Case ID: ad2d_42/html/0956-02.html
Source: Caselaw Access Project
Author: {"author": "", "license": "Public Domain", "url": "https://static.case.law/"}
Date Created: 2024-08-24T03:29:51.129683

(October 30, 1973)
    40th Associates, Respondent, v. Edward Fenner, as Executor of Alan M. Fenner, Deceased, Appellant, and John Doe, Respondent.
   Order, Appellate Term of the Supreme Court, First Department, entered March 9, 1973, affirming a judgment of the Civil Court, New York County, of November 19, 1971, granting possession to the landlord and awarding the landlord rent arrears of $3,150, unanimously reversed, on the law and the facts, the judgment vacated and the petition dismissed. Appellant shall recover of landlord-petitioner-respondent $60 costs and disbursements of this appeal. The deceased had an office lease in petitioner’s building. After his decease, his executor continued to pay rent until April, 1971. At the end of April, the landlord proceeded in Civil Court for nonpayment of rent mistakenly naming the attorney for the estate as the executor.

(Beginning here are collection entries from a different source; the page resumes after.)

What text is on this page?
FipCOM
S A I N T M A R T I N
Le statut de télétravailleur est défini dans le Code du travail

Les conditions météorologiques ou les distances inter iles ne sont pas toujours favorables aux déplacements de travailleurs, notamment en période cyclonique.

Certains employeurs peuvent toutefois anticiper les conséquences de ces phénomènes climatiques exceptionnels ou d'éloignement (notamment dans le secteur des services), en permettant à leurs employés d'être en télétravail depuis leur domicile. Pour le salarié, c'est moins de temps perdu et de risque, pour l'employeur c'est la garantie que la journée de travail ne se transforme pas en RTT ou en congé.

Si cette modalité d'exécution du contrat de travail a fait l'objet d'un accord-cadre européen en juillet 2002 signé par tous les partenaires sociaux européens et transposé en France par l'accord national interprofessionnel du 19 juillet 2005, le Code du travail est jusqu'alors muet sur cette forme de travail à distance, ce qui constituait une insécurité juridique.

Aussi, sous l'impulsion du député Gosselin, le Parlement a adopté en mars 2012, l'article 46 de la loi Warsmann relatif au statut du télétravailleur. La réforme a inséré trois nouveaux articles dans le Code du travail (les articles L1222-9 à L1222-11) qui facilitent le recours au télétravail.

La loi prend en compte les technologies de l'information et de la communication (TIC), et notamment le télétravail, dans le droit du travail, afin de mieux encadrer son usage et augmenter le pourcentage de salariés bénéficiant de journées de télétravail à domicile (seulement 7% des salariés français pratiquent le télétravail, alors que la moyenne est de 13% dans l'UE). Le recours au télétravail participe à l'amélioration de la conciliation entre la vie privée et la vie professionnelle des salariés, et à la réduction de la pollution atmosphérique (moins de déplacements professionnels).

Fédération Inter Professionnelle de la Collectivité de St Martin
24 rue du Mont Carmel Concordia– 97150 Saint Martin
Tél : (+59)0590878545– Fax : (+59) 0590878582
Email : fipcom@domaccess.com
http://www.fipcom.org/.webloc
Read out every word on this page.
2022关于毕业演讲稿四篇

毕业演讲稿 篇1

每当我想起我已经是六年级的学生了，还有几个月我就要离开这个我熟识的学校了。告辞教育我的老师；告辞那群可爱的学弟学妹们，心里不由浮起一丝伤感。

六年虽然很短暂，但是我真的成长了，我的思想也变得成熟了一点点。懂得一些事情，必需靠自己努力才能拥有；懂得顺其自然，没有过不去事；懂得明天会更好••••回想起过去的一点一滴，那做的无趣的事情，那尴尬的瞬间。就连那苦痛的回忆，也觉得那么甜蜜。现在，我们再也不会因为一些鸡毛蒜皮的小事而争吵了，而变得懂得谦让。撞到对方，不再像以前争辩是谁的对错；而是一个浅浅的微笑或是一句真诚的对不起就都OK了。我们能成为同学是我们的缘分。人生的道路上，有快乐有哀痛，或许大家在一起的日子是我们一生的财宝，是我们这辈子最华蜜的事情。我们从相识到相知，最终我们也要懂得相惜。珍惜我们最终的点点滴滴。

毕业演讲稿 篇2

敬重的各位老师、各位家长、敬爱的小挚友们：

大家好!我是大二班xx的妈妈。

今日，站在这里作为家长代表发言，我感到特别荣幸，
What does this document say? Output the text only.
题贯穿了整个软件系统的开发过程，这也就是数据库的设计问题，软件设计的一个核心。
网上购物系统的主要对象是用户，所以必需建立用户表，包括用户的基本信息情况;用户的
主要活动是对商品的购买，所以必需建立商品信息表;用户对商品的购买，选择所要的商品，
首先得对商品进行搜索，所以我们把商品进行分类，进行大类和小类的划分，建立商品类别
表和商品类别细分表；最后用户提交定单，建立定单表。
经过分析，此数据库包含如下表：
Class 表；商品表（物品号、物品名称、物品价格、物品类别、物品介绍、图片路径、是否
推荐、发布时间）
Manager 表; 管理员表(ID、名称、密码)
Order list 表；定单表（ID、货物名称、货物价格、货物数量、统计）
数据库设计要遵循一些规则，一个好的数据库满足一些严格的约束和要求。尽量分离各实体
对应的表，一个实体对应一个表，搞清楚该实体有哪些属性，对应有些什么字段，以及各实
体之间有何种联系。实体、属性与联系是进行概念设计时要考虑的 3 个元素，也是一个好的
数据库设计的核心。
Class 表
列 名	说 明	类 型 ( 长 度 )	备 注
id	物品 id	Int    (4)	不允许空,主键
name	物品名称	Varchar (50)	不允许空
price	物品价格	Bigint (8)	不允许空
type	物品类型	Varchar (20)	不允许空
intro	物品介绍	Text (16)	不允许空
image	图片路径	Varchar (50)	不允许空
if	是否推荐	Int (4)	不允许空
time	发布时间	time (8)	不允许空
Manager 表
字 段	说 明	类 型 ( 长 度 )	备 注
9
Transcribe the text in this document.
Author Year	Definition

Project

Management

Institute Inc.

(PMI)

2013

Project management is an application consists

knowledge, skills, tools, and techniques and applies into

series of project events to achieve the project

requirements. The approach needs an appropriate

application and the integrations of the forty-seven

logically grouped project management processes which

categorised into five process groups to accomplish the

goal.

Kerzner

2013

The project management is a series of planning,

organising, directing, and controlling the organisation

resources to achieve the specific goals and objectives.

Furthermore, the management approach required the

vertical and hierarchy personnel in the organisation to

A warrant was executed pursuant to a default judgment entered in that proceeding, placing the landlord in "full possession of the premises.” In September, 1971, the landlord again brought a summary proceeding naming the correct executor and asking for rent arrears for the months of April through September, and it is that relief granted that is the subject of this appeal. The landlord having obtained undisputed possession, it cannot at a later date on the basis of a technical error of its own making, expect to reap an additional benefit. Concur — Nunez, J. P., Kupferman, Lane, Steuer and Capozzoli, JJ.